Aboriginal women are using social media to ask “Am I Next?” in an effort to convince Prime Minister Stephen Harper to open a public inquiry into the missing and murdered indigenous women around the country.
The campaign was created after 26-year-old Inuit student, Loretta Saunders, was found dead near a stretch of highway in New Brunswick earlier this year. She was studying missing and murdered aboriginal women for a thesis project prior to her death, and her roommates, Victoria Henneberry, 28, and, Blake Leggette, 25, have since faced charges of first-degree murder.
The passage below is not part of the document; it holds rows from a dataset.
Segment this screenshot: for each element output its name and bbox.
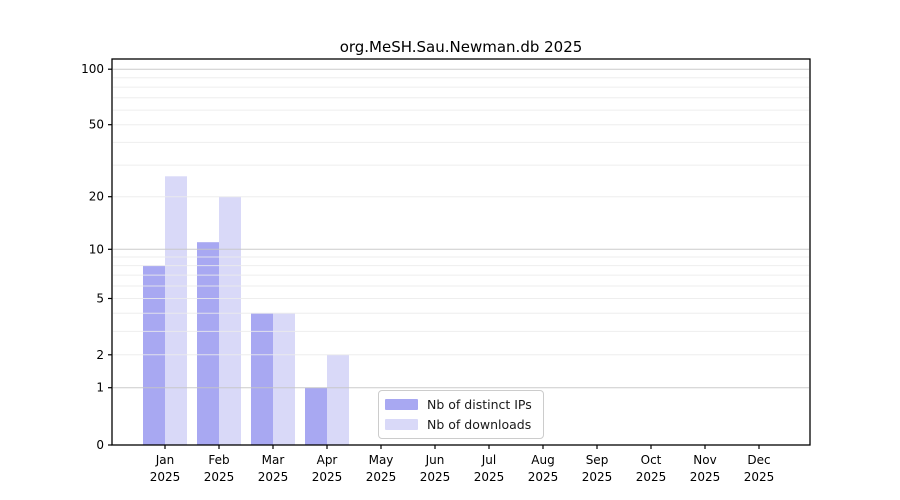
x-tick-label-year-jun: 2025 bbox=[420, 470, 451, 484]
legend-label-downloads: Nb of downloads bbox=[427, 417, 532, 432]
x-tick-label-year-sep: 2025 bbox=[582, 470, 613, 484]
x-tick-label-year-nov: 2025 bbox=[690, 470, 721, 484]
bar-mar-distinct-ips bbox=[251, 313, 273, 445]
legend: Nb of distinct IPs Nb of downloads bbox=[378, 390, 544, 439]
y-tick-label-0: 0 bbox=[96, 438, 104, 452]
chart-title: org.MeSH.Sau.Newman.db 2025 bbox=[339, 38, 583, 56]
x-tick-label-month-jul: Jul bbox=[481, 453, 496, 467]
x-tick-label-year-jul: 2025 bbox=[474, 470, 505, 484]
x-tick-label-month-may: May bbox=[369, 453, 394, 467]
legend-item-downloads: Nb of downloads bbox=[385, 417, 533, 432]
x-tick-label-year-apr: 2025 bbox=[312, 470, 343, 484]
legend-swatch-distinct-ips bbox=[385, 399, 418, 410]
y-tick-label-20: 20 bbox=[89, 190, 104, 204]
x-tick-label-year-jan: 2025 bbox=[150, 470, 181, 484]
y-tick-label-10: 10 bbox=[89, 242, 104, 256]
x-tick-label-month-jan: Jan bbox=[155, 453, 175, 467]
x-tick-label-year-may: 2025 bbox=[366, 470, 397, 484]
bar-jan-downloads bbox=[165, 176, 187, 446]
x-tick-label-year-aug: 2025 bbox=[528, 470, 559, 484]
y-tick-label-5: 5 bbox=[96, 292, 104, 306]
legend-label-distinct-ips: Nb of distinct IPs bbox=[427, 397, 532, 412]
y-tick-label-2: 2 bbox=[96, 348, 104, 362]
x-tick-label-year-feb: 2025 bbox=[204, 470, 235, 484]
y-tick-label-1: 1 bbox=[96, 381, 104, 395]
legend-item-distinct-ips: Nb of distinct IPs bbox=[385, 397, 533, 412]
x-tick-label-month-aug: Aug bbox=[531, 453, 554, 467]
bar-mar-downloads bbox=[273, 313, 295, 445]
x-tick-label-month-mar: Mar bbox=[262, 453, 285, 467]
x-tick-label-month-oct: Oct bbox=[641, 453, 662, 467]
x-tick-label-year-oct: 2025 bbox=[636, 470, 667, 484]
x-tick-label-month-jun: Jun bbox=[425, 453, 445, 467]
x-tick-label-month-nov: Nov bbox=[693, 453, 716, 467]
bar-apr-distinct-ips bbox=[305, 387, 327, 445]
bar-feb-distinct-ips bbox=[197, 242, 219, 445]
x-tick-label-month-sep: Sep bbox=[586, 453, 609, 467]
x-tick-label-month-apr: Apr bbox=[317, 453, 338, 467]
bar-apr-downloads bbox=[327, 354, 349, 445]
x-tick-label-month-feb: Feb bbox=[208, 453, 229, 467]
bar-feb-downloads bbox=[219, 196, 241, 445]
x-tick-label-year-dec: 2025 bbox=[744, 470, 775, 484]
legend-swatch-downloads bbox=[385, 419, 418, 430]
y-tick-label-50: 50 bbox=[89, 118, 104, 132]
y-tick-label-100: 100 bbox=[81, 62, 104, 76]
plot-frame bbox=[111, 58, 811, 446]
x-tick-label-month-dec: Dec bbox=[747, 453, 770, 467]
x-tick-label-year-mar: 2025 bbox=[258, 470, 289, 484]
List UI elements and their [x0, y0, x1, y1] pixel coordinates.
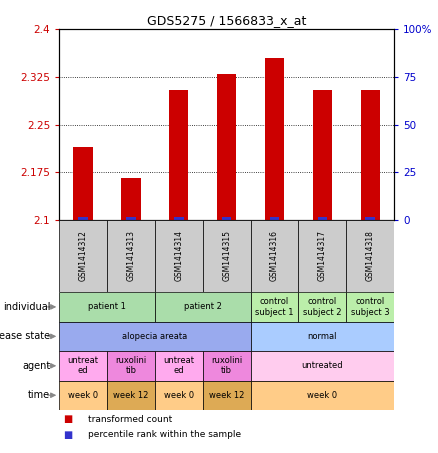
Bar	[365, 217, 375, 220]
Bar	[126, 217, 136, 220]
Text: week 0: week 0	[307, 391, 337, 400]
Text: GSM1414317: GSM1414317	[318, 231, 327, 281]
Bar	[107, 351, 155, 381]
Bar	[298, 220, 346, 292]
Bar	[251, 381, 394, 410]
Text: individual: individual	[3, 302, 50, 312]
Text: week 12: week 12	[113, 391, 148, 400]
Text: week 12: week 12	[209, 391, 244, 400]
Bar	[251, 351, 394, 381]
Bar	[155, 351, 203, 381]
Text: transformed count: transformed count	[88, 414, 172, 424]
Bar	[174, 217, 184, 220]
Bar	[59, 322, 251, 351]
Bar	[121, 178, 141, 220]
Bar	[346, 292, 394, 322]
Bar	[222, 217, 231, 220]
Text: GSM1414318: GSM1414318	[366, 231, 375, 281]
Text: untreat
ed: untreat ed	[163, 356, 194, 376]
Bar	[360, 90, 380, 220]
Text: percentile rank within the sample: percentile rank within the sample	[88, 430, 241, 439]
Bar	[298, 292, 346, 322]
Text: untreat
ed: untreat ed	[67, 356, 99, 376]
Bar	[155, 292, 251, 322]
Text: control
subject 1: control subject 1	[255, 297, 294, 317]
Bar	[59, 220, 107, 292]
Bar	[203, 351, 251, 381]
Text: patient 1: patient 1	[88, 303, 126, 311]
Text: control
subject 2: control subject 2	[303, 297, 342, 317]
Text: patient 2: patient 2	[184, 303, 222, 311]
Text: untreated: untreated	[302, 361, 343, 370]
Bar	[155, 381, 203, 410]
Text: normal: normal	[307, 332, 337, 341]
Text: GSM1414314: GSM1414314	[174, 231, 183, 281]
Bar	[78, 217, 88, 220]
Bar	[265, 58, 284, 220]
Bar	[59, 381, 107, 410]
Bar	[74, 147, 93, 220]
Text: control
subject 3: control subject 3	[351, 297, 389, 317]
Bar	[107, 381, 155, 410]
Text: ■: ■	[64, 430, 73, 440]
Bar	[155, 220, 203, 292]
Text: GSM1414316: GSM1414316	[270, 231, 279, 281]
Text: ■: ■	[64, 414, 73, 424]
Bar	[313, 90, 332, 220]
Bar	[251, 292, 298, 322]
Text: GSM1414315: GSM1414315	[222, 231, 231, 281]
Bar	[107, 220, 155, 292]
Text: GSM1414312: GSM1414312	[78, 231, 88, 281]
Title: GDS5275 / 1566833_x_at: GDS5275 / 1566833_x_at	[147, 14, 306, 27]
Bar	[251, 220, 298, 292]
Text: disease state: disease state	[0, 331, 50, 342]
Bar	[169, 90, 188, 220]
Bar	[318, 217, 327, 220]
Text: time: time	[28, 390, 50, 400]
Bar	[346, 220, 394, 292]
Bar	[59, 351, 107, 381]
Text: ruxolini
tib: ruxolini tib	[211, 356, 242, 376]
Bar	[217, 74, 236, 220]
Text: week 0: week 0	[68, 391, 98, 400]
Bar	[59, 292, 155, 322]
Text: alopecia areata: alopecia areata	[122, 332, 187, 341]
Text: GSM1414313: GSM1414313	[127, 231, 135, 281]
Text: week 0: week 0	[164, 391, 194, 400]
Bar	[270, 217, 279, 220]
Bar	[251, 322, 394, 351]
Text: agent: agent	[22, 361, 50, 371]
Text: ruxolini
tib: ruxolini tib	[115, 356, 147, 376]
Bar	[203, 220, 251, 292]
Bar	[203, 381, 251, 410]
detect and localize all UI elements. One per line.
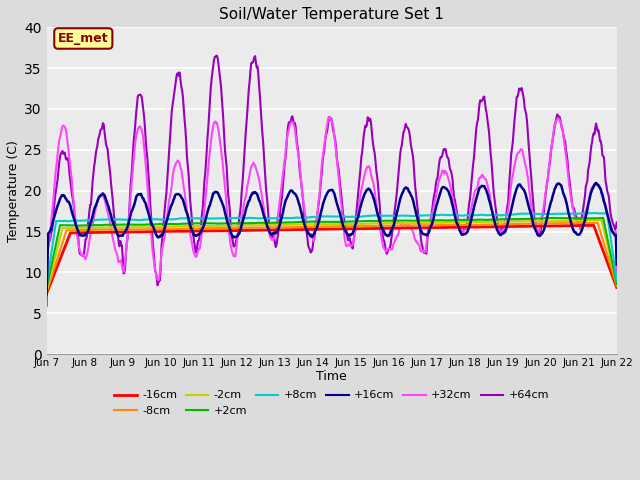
Legend: -16cm, -8cm, -2cm, +2cm, +8cm, +16cm, +32cm, +64cm: -16cm, -8cm, -2cm, +2cm, +8cm, +16cm, +3… [110, 386, 554, 420]
Text: EE_met: EE_met [58, 32, 109, 45]
Y-axis label: Temperature (C): Temperature (C) [7, 140, 20, 241]
Title: Soil/Water Temperature Set 1: Soil/Water Temperature Set 1 [220, 7, 444, 22]
X-axis label: Time: Time [316, 370, 347, 383]
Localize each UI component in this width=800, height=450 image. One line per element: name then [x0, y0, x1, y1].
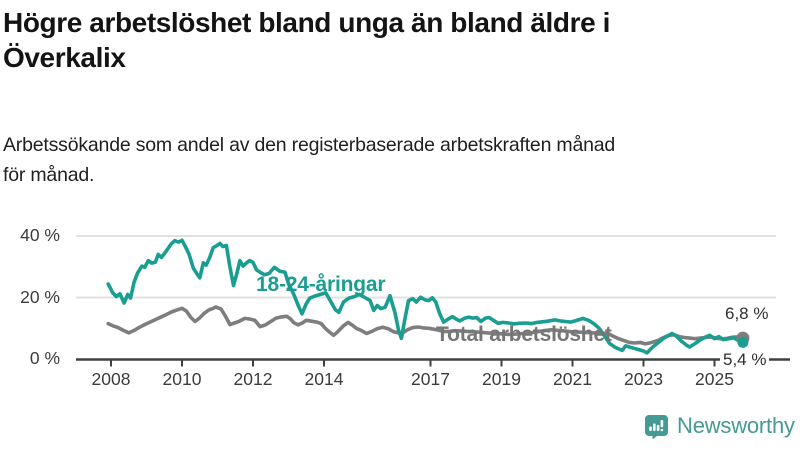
end-value-label-total: 6,8 %: [725, 304, 769, 323]
x-axis-label: 2025: [695, 369, 734, 389]
x-axis-label: 2012: [233, 369, 273, 389]
x-axis-label: 2023: [624, 369, 663, 389]
newsworthy-logo-text: Newsworthy: [677, 413, 795, 438]
gridlines: [76, 235, 776, 299]
series-label-youth: 18-24-åringar: [256, 273, 386, 296]
title-line-2: Överkalix: [3, 42, 126, 73]
logo-bar-chart-glyph: [649, 419, 664, 431]
x-axis-label: 2021: [553, 369, 592, 389]
newsworthy-logo[interactable]: Newsworthy: [644, 413, 795, 439]
x-axis-ticks: [110, 359, 716, 367]
end-dot-youth: [737, 336, 749, 348]
y-axis-label: 0 %: [29, 348, 60, 368]
x-axis-label: 2014: [304, 369, 344, 389]
subtitle-line-2: för månad.: [3, 164, 95, 186]
title-line-1: Högre arbetslöshet bland unga än bland ä…: [3, 7, 611, 38]
line-total-unemployment: [106, 305, 745, 346]
chart-subtitle: Arbetssökande som andel av den registerb…: [3, 130, 793, 190]
end-value-label-youth: 5,4 %: [720, 350, 770, 370]
y-axis-label: 40 %: [20, 225, 60, 245]
page-title: Högre arbetslöshet bland unga än bland ä…: [3, 5, 793, 75]
line-youth-18-24: [106, 238, 745, 355]
x-axis-label: 2010: [162, 369, 202, 389]
y-axis-label: 20 %: [20, 286, 60, 307]
series-label-total: Total arbetslöshet: [436, 323, 612, 346]
x-axis-label: 2008: [91, 369, 131, 389]
x-axis-label: 2019: [482, 369, 521, 389]
newsworthy-logo-icon: [644, 414, 669, 439]
x-axis-label: 2017: [411, 369, 450, 389]
subtitle-line-1: Arbetssökande som andel av den registerb…: [3, 134, 616, 156]
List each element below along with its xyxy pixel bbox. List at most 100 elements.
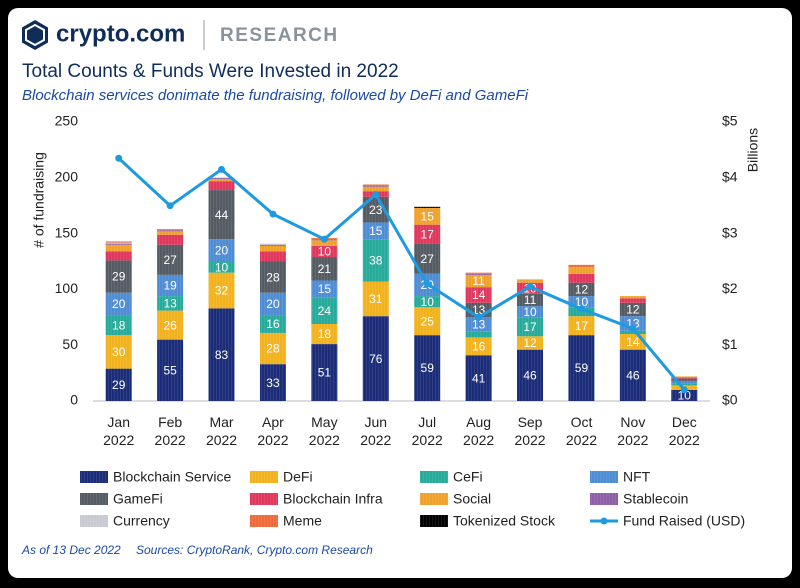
data-label: 24 [318,304,332,318]
bar-segment [362,184,389,186]
bar-segment [568,273,595,283]
data-label: 19 [163,279,177,293]
section: RESEARCH [220,25,339,46]
fund-line [117,157,686,391]
data-label: 21 [318,262,332,276]
bar-segment [157,234,184,245]
bar-segment [414,335,441,401]
data-label: 32 [215,284,229,298]
bar-segment [105,260,132,293]
bar-segment [517,349,544,401]
bar-segment [619,298,646,303]
bar-segment [208,178,235,182]
data-label: 76 [369,352,383,366]
bar-segment [157,244,184,275]
bar-segment [105,241,132,243]
data-label: 33 [266,376,280,390]
legend-label: Blockchain Service [113,469,231,485]
x-tick-label: Dec 2022 [668,414,700,448]
x-tick-label: Oct 2022 [565,414,598,448]
data-label: 28 [266,270,280,284]
fund-point [218,165,226,173]
data-label: 13 [472,318,486,332]
legend-swatch [80,471,108,483]
legend-swatch [250,471,278,483]
data-label: 31 [369,292,383,306]
y-tick-label: 100 [55,280,79,296]
x-tick-label: Apr 2022 [257,414,289,448]
footer-date: As of 13 Dec 2022 [21,543,121,557]
bar-segment [517,317,544,337]
legend-swatch [420,515,448,527]
data-label: 25 [421,314,435,328]
data-label: 83 [215,348,229,362]
legend-label: Social [453,491,491,507]
legend-label: Currency [113,513,170,529]
bar-segment [568,264,595,268]
bar-segment [259,244,286,246]
data-label: 59 [575,361,589,375]
bar-segment [311,323,338,345]
bar-segment [208,181,235,191]
data-label: 12 [523,336,537,350]
data-label: 10 [215,260,229,274]
data-label: 20 [266,297,280,311]
bar-segment [105,244,132,252]
legend-label: Tokenized Stock [453,513,556,529]
bar-segment [517,279,544,283]
x-tick-label: Aug 2022 [463,414,495,448]
brand: crypto.com [56,20,185,47]
bar-segment [259,292,286,316]
bar-segment [671,378,698,381]
y-axis-title: # of fundraising [31,152,47,248]
logo [22,20,48,50]
bar-segment [517,336,544,350]
data-label: 26 [163,318,177,332]
bar-segment [362,222,389,240]
chart-title: Total Counts & Funds Were Invested in 20… [22,61,399,82]
bar-segment [414,224,441,244]
bar-segment [465,331,492,338]
legend-swatch [250,493,278,505]
card [8,8,792,578]
bar-segment [619,349,646,401]
bar-segment [259,243,286,245]
fund-point [166,202,174,210]
bar-segment [157,274,184,297]
bar-segment [157,339,184,401]
bar-segment [568,316,595,336]
data-label: 27 [421,252,435,266]
legend-label: Stablecoin [623,491,688,507]
bar-segment [568,267,595,274]
bar-segment [465,355,492,401]
bar-segment [465,272,492,274]
bar-segment [105,368,132,401]
bar-segment [208,308,235,401]
bar-segment [157,296,184,311]
y-tick-label: 150 [55,224,79,240]
legend-label: NFT [623,469,651,485]
bar-segment [414,206,441,208]
data-label: 59 [421,361,435,375]
x-tick-label: Feb 2022 [154,414,186,448]
bar-segment [465,287,492,303]
bar-segment [465,337,492,356]
bar-segment [517,306,544,318]
data-label: 10 [318,245,332,259]
bar-segment [362,185,389,187]
bar-segment [671,380,698,384]
bar-segment [671,376,698,378]
data-label: 28 [266,342,280,356]
bar-segment [568,296,595,308]
y2-axis-title: Billions [745,128,761,172]
data-label: 27 [163,253,177,267]
y-tick-label: 200 [55,169,79,185]
y2-tick-label: $3 [722,224,738,240]
x-tick-label: Nov 2022 [617,414,649,448]
bar-segment [208,190,235,240]
data-label: 10 [421,295,435,309]
fund-point [577,305,585,313]
y2-tick-label: $2 [722,280,738,296]
x-tick-label: Sep 2022 [514,414,546,448]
Saunders’s death has brought attention to hundreds of unsolved cases of indigenous women murdered or missing in Canada, with indigenous women across the country using the hashtag #AmINext to further focus attention on the issue, asking whether they, too, will become casualties.
#AmINext @pmharper Justice for missing and murdered Aboriginal women. Am I Next? pic.twitter.com/nVsSN192dB
— Michele (@maushel4) September 11, 2014
Saunders’s cousin, Holly Jarrett, created the #AmINext campaign to bring attention to Saunders’s death and to raise awareness of the approximate 1,200 aboriginal women who have been murdered or gone missing in Canada since 1980.
“She had come through a lot of the same kind of struggles that a lot of women do, affected by colonialism and residential school stuff,” Jarrett told PressProgress.
“We wanted to move it forward for her. She was really passionate about telling her story, to stand up and tell the brutal truth.”
#AmINext#MMIW action now for our missing and murdered aboriginal women! pic.twitter.com/npnMCaYfE8
— Annita McPhee (@AnnitaMcPhee) September 8, 2014
A Royal Canadian Mounted Police report released in May found aboriginal women make up 16 percent of female homicides and 11 percent of missing women but only make up 4.3 percent of the county’s population.
Another young indigenous woman, 15-year-old student Tina Fontaine, was found dead in Winnipeg’s Red River last month. She had been in foster care at the time of her disappearance. Her body was dragged from the river wrapped in plastic.
"@micnews: 1,200 indigenous Canadian women have gone missing over 30yrs #AmINexthttp://t.co/k6IsvWA3JTpic.twitter.com/UlrYMG4tGC" @ONUMujeres
— REDDHH (@REDDHH1) September 11, 2014
Chief of Sagkeeng First Nation, Derrick Henderson, attended Fontaine’s funeral and, like Jarrett, called for a national inquiry into murdered and missing aboriginal women.
“It’s got to stop, the numbers have to stop there, (we) can’t have any more of this happening,” Henderson said. “Not only in Sagkeeng but anywhere across this country. I hope the governments of all levels are listening to what has happened here in Sagkeeng. An inquiry is something some of the leaders are even talking about.”
#AmINext for missing and murdered aboriginal women, and for my hometown girl Loretta Saunders pic.twitter.com/Q7U6CO1Xxf
— Samantha Rose (@OfficialSREG) September 6, 2014
Jarrett created a petition on Change.org, asking for a public inquiry and so far has more than 300,000 signatures.
“Loretta has now become one of the over 1186 missing or murdered Aboriginal women she was fighting for. It is time for our government to address this epidemic of violence against Aboriginal women,” Jarrett said.
Prime Minister Stephen Harper has repeatedly said a national inquiry is not necessary but should instead be treated as crimes investigated by police.
“We should not view this as a sociological problem,” Prime Minister Harper said, but Jarrett says she will go on to raise awareness and fight for a national inquiry.
“There’s been tons of independent research, but an inquiry is the most thorough process.” she told the BBC. “[The government] knows an inquiry will hold them responsible.”